The team president is Ted Phillips, working on behalf of the notoriously stingy McCaskey family. These are not people who like eating the salaries of employees who no longer work for them, so forget about a total housecleaning that would allow the Bears to hire Mike Shanahan -- who maximized Cutler's skills in Denver -- and give him total control of the football operation. If the chiefs are smart, something they're not accused of often, they will at least fire Smith, pay off the $11 million owed him the next two seasons and seek a coach that eventually can take over football operations when Angelo draws closer to his 2013 contract expiration. Shanahan fits the bill, with his Cutler ties and Chicago roots. So does Bill Cowher, whose jutting jaw is suited to the city's self-image. Mike Holmgren would love to be in the Midwest, and his interest in the Cleveland Browns' job, maybe the worst in the league, suggests he'd be eager to take on duty in Chicago. As awful as the Bears are right now, working here remains an attractive situation because of Cutler and the fact you could become an instant hero upon executing a turnaround.

Lovie SmithClearly, bringing back Smith, right, and offensive coordinator Ron Turner would spark a civic revolt. The franchise charges way too much for tickets at Soldier Field to ignore the fans' outrage. Since stumbling into a 2007 Super Bowl that I'm not convinced actually happened, the Bears have won 20 of 42 games and are playing out their third straight season without a playoff berth. The offensive line is below-average. Running back Matt Forte lacks the toughness expected in a city where Walter Payton's ghost eternally lives. The defense provides little or no resistance, as Donovan McNabb and the Eagles showed Sunday. WIthout a No. 1 pick in the 2010 draft -- part of the staggering package relinquished for Cutler -- the Bears will have to spend money for a receiver such as Vincent Jackson or the troubled Brandon Marshall, Cutler's ultra-talented target in Denver. Basically, the Bears have Cutler's right arm -- I don't like his head -- and the right foot of kicker Robbie Gould as they move forward. Without major changes at the top, this team could be lousy for a few years, which will turn Cutler into a basket case with all his double-chinned facial expressions.

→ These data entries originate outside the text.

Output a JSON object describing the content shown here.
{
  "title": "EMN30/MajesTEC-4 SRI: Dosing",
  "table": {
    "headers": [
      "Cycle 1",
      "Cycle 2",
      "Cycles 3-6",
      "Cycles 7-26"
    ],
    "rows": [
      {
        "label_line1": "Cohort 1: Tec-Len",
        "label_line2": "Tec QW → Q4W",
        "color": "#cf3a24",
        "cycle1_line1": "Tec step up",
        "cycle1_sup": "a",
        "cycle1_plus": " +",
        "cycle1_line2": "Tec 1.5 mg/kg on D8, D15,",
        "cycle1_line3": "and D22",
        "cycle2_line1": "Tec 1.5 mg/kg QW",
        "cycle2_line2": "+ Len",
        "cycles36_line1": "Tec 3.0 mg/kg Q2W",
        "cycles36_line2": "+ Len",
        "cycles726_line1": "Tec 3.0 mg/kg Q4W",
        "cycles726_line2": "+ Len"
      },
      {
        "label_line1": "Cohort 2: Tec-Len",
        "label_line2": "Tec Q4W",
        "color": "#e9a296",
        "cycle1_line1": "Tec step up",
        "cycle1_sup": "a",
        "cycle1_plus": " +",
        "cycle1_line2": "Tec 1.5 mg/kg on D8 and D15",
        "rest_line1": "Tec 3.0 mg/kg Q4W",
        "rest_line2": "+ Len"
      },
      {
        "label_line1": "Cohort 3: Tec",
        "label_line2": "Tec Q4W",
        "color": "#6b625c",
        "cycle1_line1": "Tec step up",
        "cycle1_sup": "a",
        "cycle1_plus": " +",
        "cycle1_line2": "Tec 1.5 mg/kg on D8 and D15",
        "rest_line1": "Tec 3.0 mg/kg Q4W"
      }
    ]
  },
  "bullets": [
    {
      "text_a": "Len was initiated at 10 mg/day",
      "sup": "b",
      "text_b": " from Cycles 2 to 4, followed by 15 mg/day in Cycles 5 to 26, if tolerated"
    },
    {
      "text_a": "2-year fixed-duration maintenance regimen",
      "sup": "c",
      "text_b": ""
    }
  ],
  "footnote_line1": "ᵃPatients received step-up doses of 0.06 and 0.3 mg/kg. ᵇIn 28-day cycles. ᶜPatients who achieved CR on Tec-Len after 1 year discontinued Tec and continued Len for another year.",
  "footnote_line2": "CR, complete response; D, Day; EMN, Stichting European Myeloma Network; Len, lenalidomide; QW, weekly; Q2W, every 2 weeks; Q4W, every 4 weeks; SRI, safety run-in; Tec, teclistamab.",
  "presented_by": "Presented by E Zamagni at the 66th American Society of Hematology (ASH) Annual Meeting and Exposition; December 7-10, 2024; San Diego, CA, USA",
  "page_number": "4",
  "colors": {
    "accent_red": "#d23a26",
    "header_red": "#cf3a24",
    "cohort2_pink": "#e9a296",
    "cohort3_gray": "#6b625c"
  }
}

He didn't talk to NBC's Bob Costas before the game, part of an organizational decision that included boycotts by Smith and Angelo. They wanted the team's play to do the talking Sunday night, and as millions saw before flicking off TVs, the Bears do not walk the walk. McNabb, a Chicago native and a Bears fan growing up, made sure to have a private conversation with Cutler at midfield afterward. It was uncomfortably long, with McNabb issuing advice and Cutler nodding attentatively like the lost puppy he is.

"That's between me and him," Cutler said. "I will say, he's a first-class guy."

Said McNabb: "What we talked about, we are going to keep between us. It's the fraternity of the quarterbacks. I've been through a different situation, but somewhat similar to what he is going through right now."

The difference being, McNabb is part of a solid organization. Cutler is not. Rather than see Hester moon the world, 61,000 fans should have mooned the Bears.

In America's most passionate football town, the good people should get some redeeming satisfaction for their emotional and financial investment.